First tournament in 4 years

April 24, 2010 Santa Margarita Lake

My first tournament since 2006 was going to take place at Santa Margarita Lake and I was excited! I took my good friend Tyler out to do a little pre-fishing to see if I could develop a pattern before the big day. We got a little action on spinnerbaits during our outing but no keepers (keeper bass = 13").

A little side note about pre-fishing. It helps you eliminate unproductive water and zero in on the most productive areas. It also helps you determine which techniques are most likely to work in each situation, and builds up your confidence so you won't panic and prematurely start switching patterns after the tournament starts.

I like to start pre-fishing at home looking at aerials of a map as well as a topographic map. I start with what time of year it is as a starting point and look for areas on the map that make sense. There is a big mental side of fishing that I plan on learning more and more about. Visualizing your day being a success thinking there is a fish near by on every cast, these things help your mental game. Then I can go out and work an area with the baits I want and if it works I can look for similar areas on a map with out having to fish them.

Topo map of Santa Margarita 
You never want to "burn" the fish you want to catch during the tournament. You want to get bites so you know where the fish are, and you may want to land a fish or two in each spot to see how big they are, but you don't want to catch so many fish that you "educate" them. You can ensure this by bending your hooks closed or cutting them off and, instead of setting the hook when you get a strike just try to shake the bait (but never shake babies) a little so the fish will drop it.

During the tournament the spinnerbait bite fell off. We were not catching any keepers! Not sure if I was in the wrong areas or if conditions changed on me but I adapted and fished a smaller more subtle bait slowly. Which for me is a drop shot. I fished the drop shot near a tree leading back to a spawning cove by the marina. I caught three keepers off that tree through out the day. The worm I was using was a 4" cut tail yamamoto worm.
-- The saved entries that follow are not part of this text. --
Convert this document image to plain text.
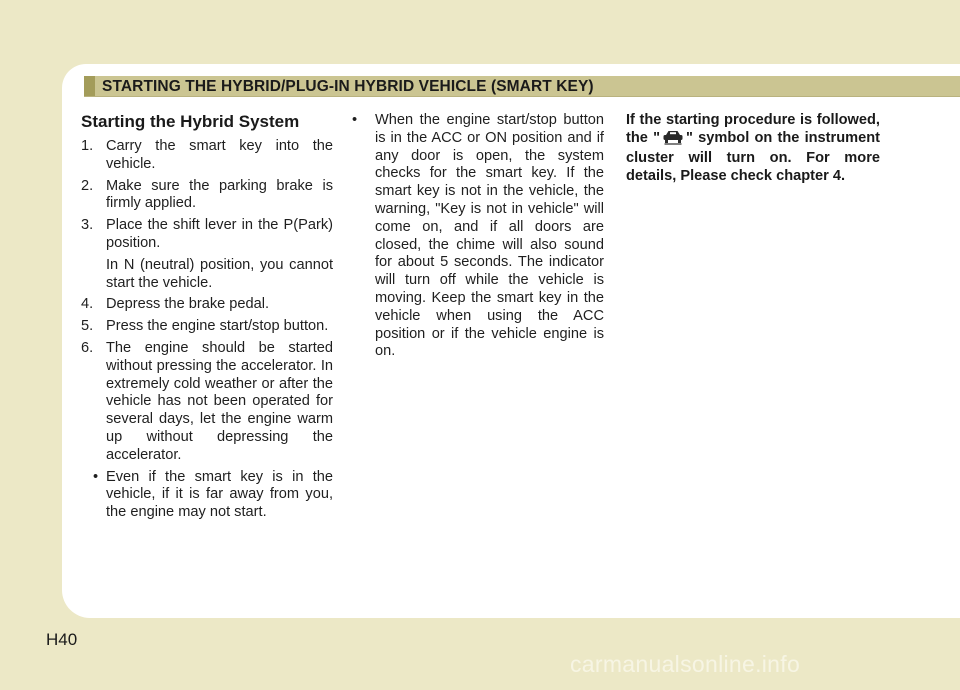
STARTING THE HYBRID/PLUG-IN HYBRID VEHICLE (SMART KEY)
Starting the Hybrid System
1. Carry the smart key into the vehicle.
2. Make sure the parking brake is firmly applied.
3. Place the shift lever in the P(Park) position.
In N (neutral) position, you cannot start the vehicle.
4. Depress the brake pedal.
5. Press the engine start/stop button.
6. The engine should be started without pressing the accelerator. In extremely cold weather or after the vehicle has not been operated for several days, let the engine warm up without depressing the accelerator.
• Even if the smart key is in the vehicle, if it is far away from you, the engine may not start.
• When the engine start/stop button is in the ACC or ON position and if any door is open, the system checks for the smart key. If the smart key is not in the vehicle, the warning, "Key is not in vehicle" will come on, and if all doors are closed, the chime will also sound for about 5 seconds. The indicator will turn off while the vehicle is moving. Keep the smart key in the vehicle when using the ACC position or if the vehicle engine is on.
If the starting procedure is followed, the " " symbol on the instrument cluster will turn on. For more details, Please check chapter 4.
H40
carmanualsonline.info
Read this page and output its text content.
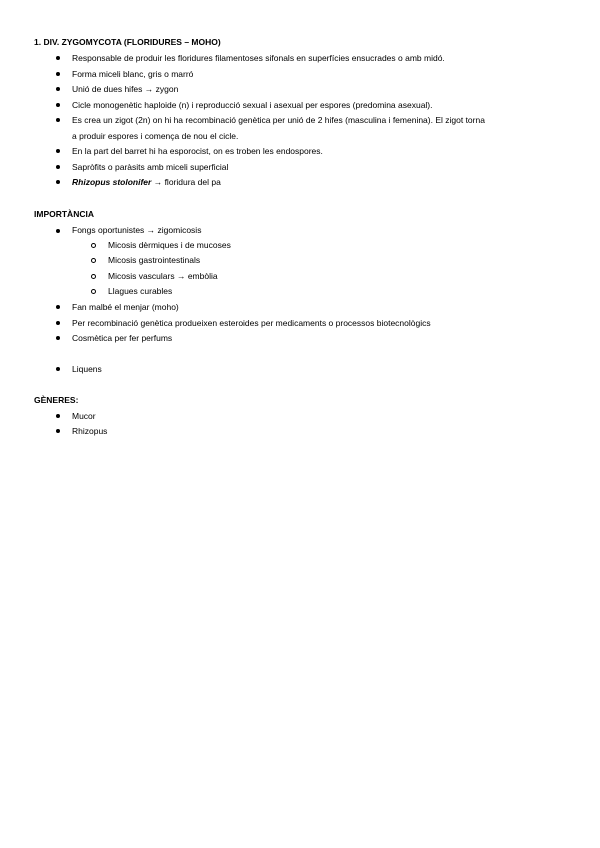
1. DIV. ZYGOMYCOTA (FLORIDURES – MOHO)
Responsable de produir les floridures filamentoses sifonals en superfícies ensucrades o amb midó.
Forma miceli blanc, gris o marró
Unió de dues hifes → zygon
Cicle monogenètic haploide (n) i reproducció sexual i asexual per espores (predomina asexual).
Es crea un zigot (2n) on hi ha recombinació genètica per unió de 2 hifes (masculina i femenina). El zigot torna
a produir espores i comença de nou el cicle.
En la part del barret hi ha esporocist, on es troben les endospores.
Sapròfits o paràsits amb miceli superficial
Rhizopus stolonifer → floridura del pa
IMPORTÀNCIA
Fongs oportunistes → zigomicosis
Micosis dèrmiques i de mucoses
Micosis gastrointestinals
Micosis vasculars → embòlia
Llagues curables
Fan malbé el menjar (moho)
Per recombinació genètica produeixen esteroides per medicaments o processos biotecnològics
Cosmètica per fer perfums
Liquens
GÈNERES:
Mucor
Rhizopus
The funny thing about that worm was it was on old one I had lying in my box for years. The color was faded and I only had three of them. The fish must have been feeding on something that looked just like that because as soon I lost my last worm in that color, so sorry no mire bites. It was a tough day because out of 30 anglers I ended up in 6th place with just three fish. I forget what my total weight was.

The angler who won used spinnerbaits and senkos on a striper flat in the area of the lake near the dam. Blades were a god idea I just never found the right water.

I was inspired to buy a rig just for drop shoting so I can detect the soft bites and really let the set up reach its full potential. A drop shot for me is best on about 6-8 pound Trilene flurocarbon line professional grade, a light weight spinning reel with a smooth drag, and the rod for me should be relatively long 6'9"-7' (I feel it gives me more casting distance and more leverage for hook sets, well more like pulls with the bites on a drop shot, if you set the hook to hard it will rip out).

The rig I ended up buying was a Pflueger President spinning reel combined with a Okuma Reflexions 6'9" ML spinning rod.